A ANACOM tem reiterado, em diversas ocasiões, a importância que as ofertas grossistas reguladas da MEO, designadamente a ORAC e a ORAP, têm assumido no âmbito da regulação de mercados na medida em que constituem instrumentos fundamentais na promoção de uma concorrência sustentada nos mercados de redes e serviços de comunicações eletrónicas e, em especial, na promoção do investimento em redes de alta velocidade (RAV) por parte dos operadores alternativos.

Em particular, na Decisão a ANACOM reconheceu o papel fundamental destas ofertas grossistas para efeitos da promoção do investimento eficiente em infraestruturas de rede alternativas, nomeadamente em RAV, contribuindo igualmente para um compromisso de longo prazo na oferta de serviços de comunicações eletrónicas por parte dos operadores que beneficiam do acesso a essas ofertas.

Refira-se, a este respeito, que a manutenção da obrigação de acesso às condutas e aos postes da MEO, e o reforço daquelas obrigações através da imposição de EdI, concorreram para a conclusão de que não seria adequado, necessário e proporcional impor uma obrigação de acesso à fibra ótica da MEO nas áreas não competitivas (NC)1. A relevância das referidas ofertas, e da aproximação das mesmas à EdI, no âmbito da regulação dos mercados 3a e 3b, é inquestionável.

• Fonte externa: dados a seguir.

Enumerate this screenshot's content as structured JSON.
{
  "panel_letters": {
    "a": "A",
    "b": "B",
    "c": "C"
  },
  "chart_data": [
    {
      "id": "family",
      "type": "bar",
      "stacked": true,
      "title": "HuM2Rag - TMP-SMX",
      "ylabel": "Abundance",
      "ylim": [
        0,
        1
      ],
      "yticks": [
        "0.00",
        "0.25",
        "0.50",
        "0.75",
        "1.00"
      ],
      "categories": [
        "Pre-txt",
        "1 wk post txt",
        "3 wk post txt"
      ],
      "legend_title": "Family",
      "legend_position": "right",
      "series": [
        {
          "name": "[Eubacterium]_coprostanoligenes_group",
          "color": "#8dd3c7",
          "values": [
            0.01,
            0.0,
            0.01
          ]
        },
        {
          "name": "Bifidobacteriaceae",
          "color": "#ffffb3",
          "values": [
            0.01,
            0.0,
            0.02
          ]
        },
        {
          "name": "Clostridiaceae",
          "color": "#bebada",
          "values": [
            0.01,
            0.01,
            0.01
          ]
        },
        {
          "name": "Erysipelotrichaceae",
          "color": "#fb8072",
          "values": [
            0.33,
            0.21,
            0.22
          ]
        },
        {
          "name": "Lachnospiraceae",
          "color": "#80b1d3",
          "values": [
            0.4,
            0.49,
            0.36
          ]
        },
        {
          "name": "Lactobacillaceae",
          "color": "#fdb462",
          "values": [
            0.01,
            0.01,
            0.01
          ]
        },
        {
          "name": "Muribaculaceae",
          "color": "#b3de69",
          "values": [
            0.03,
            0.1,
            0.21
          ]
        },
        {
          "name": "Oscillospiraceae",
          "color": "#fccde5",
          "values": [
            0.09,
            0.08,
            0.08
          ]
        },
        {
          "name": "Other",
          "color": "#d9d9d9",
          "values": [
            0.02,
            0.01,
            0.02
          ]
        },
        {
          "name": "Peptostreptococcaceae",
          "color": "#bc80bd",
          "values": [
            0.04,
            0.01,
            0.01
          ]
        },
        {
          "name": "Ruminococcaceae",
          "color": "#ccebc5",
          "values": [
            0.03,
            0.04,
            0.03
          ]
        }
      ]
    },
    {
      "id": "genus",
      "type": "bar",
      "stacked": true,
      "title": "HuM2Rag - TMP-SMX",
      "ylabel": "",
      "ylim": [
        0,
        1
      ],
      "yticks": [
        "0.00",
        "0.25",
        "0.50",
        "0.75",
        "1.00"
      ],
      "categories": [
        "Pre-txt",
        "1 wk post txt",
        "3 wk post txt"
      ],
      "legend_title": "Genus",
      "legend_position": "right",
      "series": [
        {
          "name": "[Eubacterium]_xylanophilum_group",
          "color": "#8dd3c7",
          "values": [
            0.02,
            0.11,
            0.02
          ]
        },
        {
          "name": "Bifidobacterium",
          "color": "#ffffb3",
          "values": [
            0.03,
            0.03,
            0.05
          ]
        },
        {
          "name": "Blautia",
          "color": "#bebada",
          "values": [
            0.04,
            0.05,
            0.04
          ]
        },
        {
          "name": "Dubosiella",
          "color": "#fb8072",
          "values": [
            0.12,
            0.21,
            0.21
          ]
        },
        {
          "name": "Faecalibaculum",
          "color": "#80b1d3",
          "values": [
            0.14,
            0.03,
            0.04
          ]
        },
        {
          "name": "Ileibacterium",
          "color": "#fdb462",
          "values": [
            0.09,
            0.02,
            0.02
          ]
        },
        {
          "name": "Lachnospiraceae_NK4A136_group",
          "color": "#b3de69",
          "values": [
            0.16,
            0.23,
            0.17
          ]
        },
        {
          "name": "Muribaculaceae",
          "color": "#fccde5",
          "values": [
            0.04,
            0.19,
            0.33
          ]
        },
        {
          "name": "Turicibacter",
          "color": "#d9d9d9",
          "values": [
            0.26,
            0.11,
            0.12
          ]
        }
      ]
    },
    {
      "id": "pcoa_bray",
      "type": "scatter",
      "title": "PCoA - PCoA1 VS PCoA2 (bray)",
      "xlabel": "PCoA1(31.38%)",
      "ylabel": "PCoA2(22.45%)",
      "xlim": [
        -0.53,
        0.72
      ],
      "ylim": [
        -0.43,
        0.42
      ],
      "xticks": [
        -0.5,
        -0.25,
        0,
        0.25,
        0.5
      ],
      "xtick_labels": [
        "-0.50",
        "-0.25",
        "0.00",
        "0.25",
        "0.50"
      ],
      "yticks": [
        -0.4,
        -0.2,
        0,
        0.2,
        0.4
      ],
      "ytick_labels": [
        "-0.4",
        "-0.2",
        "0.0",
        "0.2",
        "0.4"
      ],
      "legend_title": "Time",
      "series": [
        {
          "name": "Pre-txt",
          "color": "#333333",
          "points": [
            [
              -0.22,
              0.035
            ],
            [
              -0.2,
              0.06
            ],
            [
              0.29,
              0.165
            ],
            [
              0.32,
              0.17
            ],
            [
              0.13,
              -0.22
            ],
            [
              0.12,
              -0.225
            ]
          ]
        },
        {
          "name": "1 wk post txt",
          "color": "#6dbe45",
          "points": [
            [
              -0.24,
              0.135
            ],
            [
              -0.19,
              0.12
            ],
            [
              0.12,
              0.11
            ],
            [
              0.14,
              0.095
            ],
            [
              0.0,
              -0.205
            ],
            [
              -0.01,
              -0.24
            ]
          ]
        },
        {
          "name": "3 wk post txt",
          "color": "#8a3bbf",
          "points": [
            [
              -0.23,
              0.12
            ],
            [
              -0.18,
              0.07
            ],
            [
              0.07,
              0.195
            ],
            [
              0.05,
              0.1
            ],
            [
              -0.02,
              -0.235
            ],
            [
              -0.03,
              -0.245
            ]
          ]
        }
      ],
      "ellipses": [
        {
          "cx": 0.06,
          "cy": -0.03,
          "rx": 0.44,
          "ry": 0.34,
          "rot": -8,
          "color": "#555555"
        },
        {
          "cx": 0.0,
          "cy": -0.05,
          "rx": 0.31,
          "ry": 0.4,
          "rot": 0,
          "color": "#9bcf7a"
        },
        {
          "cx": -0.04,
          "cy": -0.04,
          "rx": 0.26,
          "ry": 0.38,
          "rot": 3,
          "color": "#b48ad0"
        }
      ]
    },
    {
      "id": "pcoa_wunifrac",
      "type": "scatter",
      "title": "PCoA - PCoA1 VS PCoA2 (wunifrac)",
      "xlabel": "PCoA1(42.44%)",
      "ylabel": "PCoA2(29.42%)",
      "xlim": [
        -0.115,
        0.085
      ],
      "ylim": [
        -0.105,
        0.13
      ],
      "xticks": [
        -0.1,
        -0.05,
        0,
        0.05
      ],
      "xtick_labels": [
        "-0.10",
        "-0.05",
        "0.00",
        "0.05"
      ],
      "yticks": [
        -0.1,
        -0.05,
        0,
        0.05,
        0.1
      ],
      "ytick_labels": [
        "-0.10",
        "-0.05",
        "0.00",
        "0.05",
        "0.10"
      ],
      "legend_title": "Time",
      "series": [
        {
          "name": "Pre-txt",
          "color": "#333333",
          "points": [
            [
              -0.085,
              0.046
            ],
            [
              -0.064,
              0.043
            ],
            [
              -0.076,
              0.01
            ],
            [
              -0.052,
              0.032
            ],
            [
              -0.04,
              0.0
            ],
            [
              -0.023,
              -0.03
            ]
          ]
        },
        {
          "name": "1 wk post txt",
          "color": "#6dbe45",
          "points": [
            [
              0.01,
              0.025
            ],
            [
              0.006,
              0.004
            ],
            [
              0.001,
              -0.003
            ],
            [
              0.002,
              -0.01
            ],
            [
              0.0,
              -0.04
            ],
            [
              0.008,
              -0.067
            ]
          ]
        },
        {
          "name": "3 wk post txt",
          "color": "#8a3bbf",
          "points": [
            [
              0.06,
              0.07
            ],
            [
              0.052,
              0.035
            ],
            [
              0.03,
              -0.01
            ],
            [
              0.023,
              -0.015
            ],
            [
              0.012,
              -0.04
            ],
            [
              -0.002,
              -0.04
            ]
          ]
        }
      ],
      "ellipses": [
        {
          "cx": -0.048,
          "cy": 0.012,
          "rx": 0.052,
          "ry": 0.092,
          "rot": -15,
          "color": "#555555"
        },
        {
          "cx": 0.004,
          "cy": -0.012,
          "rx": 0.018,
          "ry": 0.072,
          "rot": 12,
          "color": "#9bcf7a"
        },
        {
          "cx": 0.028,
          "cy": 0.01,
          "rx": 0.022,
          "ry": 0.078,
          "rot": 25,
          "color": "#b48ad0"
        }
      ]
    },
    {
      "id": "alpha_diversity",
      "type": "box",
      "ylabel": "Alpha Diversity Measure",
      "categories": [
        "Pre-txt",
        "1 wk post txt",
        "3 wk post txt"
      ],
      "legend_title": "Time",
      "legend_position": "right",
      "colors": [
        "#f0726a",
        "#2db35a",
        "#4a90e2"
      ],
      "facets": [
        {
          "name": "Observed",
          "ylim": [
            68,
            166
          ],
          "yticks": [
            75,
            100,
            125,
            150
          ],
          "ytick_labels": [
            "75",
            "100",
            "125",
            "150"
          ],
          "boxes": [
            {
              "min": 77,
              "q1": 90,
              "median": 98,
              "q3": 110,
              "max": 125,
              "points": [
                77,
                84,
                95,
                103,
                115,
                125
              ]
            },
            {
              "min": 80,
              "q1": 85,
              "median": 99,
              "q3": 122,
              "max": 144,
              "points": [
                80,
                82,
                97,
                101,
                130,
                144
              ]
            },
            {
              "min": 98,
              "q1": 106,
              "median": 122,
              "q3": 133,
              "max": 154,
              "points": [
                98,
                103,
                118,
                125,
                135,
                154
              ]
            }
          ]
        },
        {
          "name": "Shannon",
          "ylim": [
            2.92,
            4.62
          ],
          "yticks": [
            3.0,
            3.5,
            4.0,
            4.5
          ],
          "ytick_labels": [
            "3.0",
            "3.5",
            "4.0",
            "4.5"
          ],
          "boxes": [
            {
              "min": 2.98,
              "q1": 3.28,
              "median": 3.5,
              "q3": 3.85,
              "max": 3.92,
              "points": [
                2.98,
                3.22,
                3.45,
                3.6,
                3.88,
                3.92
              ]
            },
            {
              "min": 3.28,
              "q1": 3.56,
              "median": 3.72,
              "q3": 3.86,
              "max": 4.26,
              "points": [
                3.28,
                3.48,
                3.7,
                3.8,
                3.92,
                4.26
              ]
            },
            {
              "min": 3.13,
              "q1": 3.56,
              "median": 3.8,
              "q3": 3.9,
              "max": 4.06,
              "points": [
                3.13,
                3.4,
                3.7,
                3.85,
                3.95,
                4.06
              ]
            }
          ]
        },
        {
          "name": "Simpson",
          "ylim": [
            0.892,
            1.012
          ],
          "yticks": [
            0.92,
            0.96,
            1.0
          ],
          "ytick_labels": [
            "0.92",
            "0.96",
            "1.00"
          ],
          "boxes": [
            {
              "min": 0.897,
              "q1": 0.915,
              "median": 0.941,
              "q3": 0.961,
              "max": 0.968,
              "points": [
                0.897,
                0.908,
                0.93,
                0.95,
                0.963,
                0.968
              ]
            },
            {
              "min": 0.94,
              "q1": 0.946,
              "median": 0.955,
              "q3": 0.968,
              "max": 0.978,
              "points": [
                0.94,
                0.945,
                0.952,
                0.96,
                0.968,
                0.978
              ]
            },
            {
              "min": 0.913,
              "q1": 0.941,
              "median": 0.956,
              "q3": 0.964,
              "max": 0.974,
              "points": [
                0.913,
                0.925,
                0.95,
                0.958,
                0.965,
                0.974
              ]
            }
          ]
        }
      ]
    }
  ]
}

A ANACOM realçou, na Decisão, que ao nível dos procedimentos e processos concernentes às ofertas de referência (e.g. ORAC e ORAP) se têm verificado problemas que impedem o adequado funcionamento das mesmas, e que têm determinado intervenções por parte da ANACOM. Neste sentido, a ANACOM determinou, na referida Decisão, um conjunto de melhorias a introduzir, pela MEO, na ORAC e na ORAP.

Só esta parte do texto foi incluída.